Including all firms in the chosen Internet industry segments (regardless of whether or not barter revenue is disclosed) results in little cross-sectional variation in %BARTER along with numerous zero values, which may bias downward the coefficient estimates on these terms. Accordingly, the final column of Table 3 presents the results from re-estimating the previous model using the subsample of 24 firms that reported barter revenue in 1999 and/or 2000. With respect to the variables of interest, there is an increase in the statistical significance of %BARTERAPB  DET (− 0.563, t = − 2.20, p = 0.038). We attribute this to increased power from removing the zero-valued observations, despite the overall decrease in firm-year observations. The coefficient estimates for the remaining %BARTER variables remain insignificant. Consistent with the full sample results, the coefficients on GROWTH (0.340, t = 4.25) and BURN (0.236, t = 2.46) are positive and significant.
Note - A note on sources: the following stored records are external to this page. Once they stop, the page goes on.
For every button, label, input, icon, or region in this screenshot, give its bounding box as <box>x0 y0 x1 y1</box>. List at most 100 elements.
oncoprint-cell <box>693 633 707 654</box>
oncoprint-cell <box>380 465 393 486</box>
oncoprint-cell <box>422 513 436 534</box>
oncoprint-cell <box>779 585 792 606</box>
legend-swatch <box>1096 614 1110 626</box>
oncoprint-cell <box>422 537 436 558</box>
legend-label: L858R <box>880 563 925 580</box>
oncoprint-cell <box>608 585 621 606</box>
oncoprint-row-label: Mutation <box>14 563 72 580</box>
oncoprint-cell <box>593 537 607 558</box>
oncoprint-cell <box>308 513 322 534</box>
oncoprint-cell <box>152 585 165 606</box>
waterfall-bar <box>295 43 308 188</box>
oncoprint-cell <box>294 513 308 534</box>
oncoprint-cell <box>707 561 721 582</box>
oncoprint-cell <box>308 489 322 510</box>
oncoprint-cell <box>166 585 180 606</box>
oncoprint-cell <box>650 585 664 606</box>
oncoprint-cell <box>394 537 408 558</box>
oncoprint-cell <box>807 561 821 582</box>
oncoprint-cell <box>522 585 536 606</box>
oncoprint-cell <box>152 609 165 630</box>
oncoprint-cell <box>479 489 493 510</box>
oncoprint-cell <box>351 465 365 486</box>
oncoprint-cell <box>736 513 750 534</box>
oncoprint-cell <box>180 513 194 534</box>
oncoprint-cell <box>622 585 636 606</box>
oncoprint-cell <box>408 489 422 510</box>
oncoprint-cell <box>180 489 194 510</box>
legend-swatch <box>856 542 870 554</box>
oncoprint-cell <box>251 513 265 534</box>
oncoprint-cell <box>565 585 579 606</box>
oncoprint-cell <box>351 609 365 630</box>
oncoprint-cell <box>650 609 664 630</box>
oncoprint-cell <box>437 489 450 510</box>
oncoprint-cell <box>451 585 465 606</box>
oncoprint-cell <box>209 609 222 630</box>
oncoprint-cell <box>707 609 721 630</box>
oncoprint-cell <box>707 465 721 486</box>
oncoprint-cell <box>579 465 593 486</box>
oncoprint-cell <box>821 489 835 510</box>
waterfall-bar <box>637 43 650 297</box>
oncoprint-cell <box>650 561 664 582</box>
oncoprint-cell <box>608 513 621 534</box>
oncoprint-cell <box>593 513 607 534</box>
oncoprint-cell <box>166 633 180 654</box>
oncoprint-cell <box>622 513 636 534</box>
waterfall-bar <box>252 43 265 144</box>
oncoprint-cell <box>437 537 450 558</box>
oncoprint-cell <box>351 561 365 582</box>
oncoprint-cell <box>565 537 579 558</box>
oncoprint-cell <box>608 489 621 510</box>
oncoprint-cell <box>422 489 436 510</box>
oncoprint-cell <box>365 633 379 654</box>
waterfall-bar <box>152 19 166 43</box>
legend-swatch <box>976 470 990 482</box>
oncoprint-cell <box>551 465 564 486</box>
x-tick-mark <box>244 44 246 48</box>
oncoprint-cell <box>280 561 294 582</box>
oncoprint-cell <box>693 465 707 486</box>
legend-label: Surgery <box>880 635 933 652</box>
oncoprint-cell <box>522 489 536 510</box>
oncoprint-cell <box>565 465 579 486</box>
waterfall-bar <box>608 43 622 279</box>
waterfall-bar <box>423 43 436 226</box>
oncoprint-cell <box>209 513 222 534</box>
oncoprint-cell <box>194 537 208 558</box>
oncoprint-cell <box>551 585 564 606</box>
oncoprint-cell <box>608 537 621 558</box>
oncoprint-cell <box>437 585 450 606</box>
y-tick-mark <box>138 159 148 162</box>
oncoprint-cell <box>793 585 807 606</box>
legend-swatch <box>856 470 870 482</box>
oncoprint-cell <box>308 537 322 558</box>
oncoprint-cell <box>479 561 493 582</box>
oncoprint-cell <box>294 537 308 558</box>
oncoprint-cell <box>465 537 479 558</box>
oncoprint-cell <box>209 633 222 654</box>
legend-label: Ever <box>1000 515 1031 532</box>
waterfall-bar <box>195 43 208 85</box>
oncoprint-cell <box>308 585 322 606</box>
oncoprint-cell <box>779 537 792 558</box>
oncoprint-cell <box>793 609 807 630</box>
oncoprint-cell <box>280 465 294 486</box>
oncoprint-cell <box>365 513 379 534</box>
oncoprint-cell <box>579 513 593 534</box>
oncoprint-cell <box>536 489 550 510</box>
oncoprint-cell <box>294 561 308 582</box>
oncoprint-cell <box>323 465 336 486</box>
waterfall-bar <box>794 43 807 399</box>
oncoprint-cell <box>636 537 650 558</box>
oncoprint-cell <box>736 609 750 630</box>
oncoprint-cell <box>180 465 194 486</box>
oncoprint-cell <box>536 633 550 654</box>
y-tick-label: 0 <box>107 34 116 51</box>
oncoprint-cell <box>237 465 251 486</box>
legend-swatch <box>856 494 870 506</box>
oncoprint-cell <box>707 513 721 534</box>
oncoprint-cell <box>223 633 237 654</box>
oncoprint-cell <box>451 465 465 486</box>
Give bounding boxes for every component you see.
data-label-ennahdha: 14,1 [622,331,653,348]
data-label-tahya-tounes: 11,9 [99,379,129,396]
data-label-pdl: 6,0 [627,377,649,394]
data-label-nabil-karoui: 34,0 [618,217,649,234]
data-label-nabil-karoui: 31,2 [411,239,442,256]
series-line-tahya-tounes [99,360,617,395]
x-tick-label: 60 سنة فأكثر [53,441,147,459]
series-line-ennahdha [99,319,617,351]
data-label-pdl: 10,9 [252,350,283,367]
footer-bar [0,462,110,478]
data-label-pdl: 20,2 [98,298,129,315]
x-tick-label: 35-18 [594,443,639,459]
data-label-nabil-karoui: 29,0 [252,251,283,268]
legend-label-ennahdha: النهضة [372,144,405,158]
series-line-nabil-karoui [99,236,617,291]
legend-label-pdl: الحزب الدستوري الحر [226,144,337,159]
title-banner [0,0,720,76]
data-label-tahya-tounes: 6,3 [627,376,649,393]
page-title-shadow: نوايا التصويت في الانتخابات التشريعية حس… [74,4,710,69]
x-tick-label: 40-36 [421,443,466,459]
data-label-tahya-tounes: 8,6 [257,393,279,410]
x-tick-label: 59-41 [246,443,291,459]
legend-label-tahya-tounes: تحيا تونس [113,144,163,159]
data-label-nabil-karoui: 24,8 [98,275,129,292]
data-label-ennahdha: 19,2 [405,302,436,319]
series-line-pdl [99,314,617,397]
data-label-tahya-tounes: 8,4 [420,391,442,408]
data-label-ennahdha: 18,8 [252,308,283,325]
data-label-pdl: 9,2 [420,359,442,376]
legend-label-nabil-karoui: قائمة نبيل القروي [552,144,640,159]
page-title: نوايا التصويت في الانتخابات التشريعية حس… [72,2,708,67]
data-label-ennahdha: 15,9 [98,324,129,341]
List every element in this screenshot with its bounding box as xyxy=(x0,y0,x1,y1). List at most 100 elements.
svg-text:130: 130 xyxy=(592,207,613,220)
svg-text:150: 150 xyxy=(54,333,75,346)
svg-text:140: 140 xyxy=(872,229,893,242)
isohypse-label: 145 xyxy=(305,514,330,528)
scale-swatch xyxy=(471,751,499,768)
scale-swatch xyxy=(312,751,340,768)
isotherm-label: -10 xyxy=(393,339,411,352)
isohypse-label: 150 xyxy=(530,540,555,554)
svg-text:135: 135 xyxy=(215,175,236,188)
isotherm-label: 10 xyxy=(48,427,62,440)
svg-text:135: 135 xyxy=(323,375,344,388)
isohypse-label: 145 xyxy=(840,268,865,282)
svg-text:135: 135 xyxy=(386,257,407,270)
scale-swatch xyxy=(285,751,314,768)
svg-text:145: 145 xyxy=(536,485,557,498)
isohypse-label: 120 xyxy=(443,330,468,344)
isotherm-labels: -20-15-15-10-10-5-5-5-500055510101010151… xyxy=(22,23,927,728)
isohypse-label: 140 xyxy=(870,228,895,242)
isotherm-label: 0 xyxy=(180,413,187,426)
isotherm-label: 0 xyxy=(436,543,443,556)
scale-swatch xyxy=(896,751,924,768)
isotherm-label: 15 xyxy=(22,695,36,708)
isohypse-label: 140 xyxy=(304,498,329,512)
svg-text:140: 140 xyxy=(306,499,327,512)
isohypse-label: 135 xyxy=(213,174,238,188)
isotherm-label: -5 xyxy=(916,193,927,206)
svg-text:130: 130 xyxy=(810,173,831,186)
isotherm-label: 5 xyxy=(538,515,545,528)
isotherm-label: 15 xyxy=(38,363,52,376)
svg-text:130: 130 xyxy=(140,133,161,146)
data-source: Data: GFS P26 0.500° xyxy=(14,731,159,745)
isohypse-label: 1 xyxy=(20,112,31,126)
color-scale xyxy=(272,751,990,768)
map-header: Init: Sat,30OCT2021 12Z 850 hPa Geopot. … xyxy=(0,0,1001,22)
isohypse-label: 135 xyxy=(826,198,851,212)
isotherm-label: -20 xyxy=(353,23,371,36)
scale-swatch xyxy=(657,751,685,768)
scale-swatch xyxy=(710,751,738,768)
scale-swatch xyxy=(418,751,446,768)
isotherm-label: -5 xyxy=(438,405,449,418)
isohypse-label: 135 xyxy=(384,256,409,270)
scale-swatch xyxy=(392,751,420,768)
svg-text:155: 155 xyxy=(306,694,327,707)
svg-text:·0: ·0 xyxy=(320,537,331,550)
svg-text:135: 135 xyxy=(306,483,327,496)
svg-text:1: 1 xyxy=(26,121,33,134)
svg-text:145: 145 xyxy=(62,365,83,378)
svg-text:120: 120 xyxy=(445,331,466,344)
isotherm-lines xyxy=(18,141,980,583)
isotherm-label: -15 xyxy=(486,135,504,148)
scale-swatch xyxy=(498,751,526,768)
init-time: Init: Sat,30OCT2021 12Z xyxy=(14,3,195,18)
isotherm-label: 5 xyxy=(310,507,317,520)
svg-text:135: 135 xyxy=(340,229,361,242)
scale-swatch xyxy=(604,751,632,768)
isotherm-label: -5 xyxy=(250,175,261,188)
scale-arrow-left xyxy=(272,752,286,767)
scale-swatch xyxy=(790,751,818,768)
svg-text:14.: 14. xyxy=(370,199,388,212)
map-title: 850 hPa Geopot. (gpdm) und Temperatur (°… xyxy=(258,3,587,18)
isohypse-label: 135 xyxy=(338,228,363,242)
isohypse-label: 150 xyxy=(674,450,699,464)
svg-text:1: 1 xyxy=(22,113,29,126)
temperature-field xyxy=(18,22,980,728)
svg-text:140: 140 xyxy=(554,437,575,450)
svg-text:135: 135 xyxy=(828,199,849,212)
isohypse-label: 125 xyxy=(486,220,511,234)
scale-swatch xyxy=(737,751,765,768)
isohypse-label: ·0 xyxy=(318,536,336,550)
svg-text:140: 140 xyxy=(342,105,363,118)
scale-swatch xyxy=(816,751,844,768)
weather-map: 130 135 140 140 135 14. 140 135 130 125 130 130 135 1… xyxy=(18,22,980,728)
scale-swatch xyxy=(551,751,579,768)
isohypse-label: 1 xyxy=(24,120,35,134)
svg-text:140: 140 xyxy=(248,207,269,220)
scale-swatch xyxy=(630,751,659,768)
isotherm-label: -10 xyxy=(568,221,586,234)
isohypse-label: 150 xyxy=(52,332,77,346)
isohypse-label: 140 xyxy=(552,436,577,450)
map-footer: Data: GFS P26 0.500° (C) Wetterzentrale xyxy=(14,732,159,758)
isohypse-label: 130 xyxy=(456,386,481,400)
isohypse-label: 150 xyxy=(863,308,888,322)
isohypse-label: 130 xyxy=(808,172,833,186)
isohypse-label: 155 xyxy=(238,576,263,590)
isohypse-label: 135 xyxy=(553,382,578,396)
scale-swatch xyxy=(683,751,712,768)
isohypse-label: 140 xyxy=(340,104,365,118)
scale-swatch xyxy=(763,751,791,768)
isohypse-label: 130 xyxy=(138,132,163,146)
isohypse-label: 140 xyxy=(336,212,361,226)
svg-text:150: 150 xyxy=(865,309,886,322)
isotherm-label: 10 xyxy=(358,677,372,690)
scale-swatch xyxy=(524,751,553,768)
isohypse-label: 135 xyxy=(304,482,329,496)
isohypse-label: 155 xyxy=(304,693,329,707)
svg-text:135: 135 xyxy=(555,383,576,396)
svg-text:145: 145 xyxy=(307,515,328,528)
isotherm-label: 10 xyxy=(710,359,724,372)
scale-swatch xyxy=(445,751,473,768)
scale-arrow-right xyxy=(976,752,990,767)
The most notable differences from the full sample results are the significance of the overall intercept term (0.419, t = 4.12), D2000 (− 0.394, t = − 4.51), and DCC (− 0.108, t = − 3.01). We interpret this result to suggest that there is an overall average value for firms with barter revenues that is absent for non-barter firms. We investigate this possibility using the 21 firms with no reported barter revenue in either year (42 observations), and find that consistent with our conjecture, all intercepts are statistically insignificant. Moreover, for firms in the content and communities segment, the industry-specific factor becomes relevant for firm valuation in the presence of barter revenues. Furthermore, consistent with our conjecture, the coefficient on D2000 is significantly less than zero, reflecting the lower ISDEX level in April 2001. We also note that the full sample estimates for D2000 (− 0.196, t = − 1.51) and DCC (− 0.082, t =−1.60) are marginally significant.

Overall, the results are consistent with the perception of biased measurement under the lenient recognition standards of APB 29 and increased credibility (and value relevance) of reported barter revenue under EITF 99-17.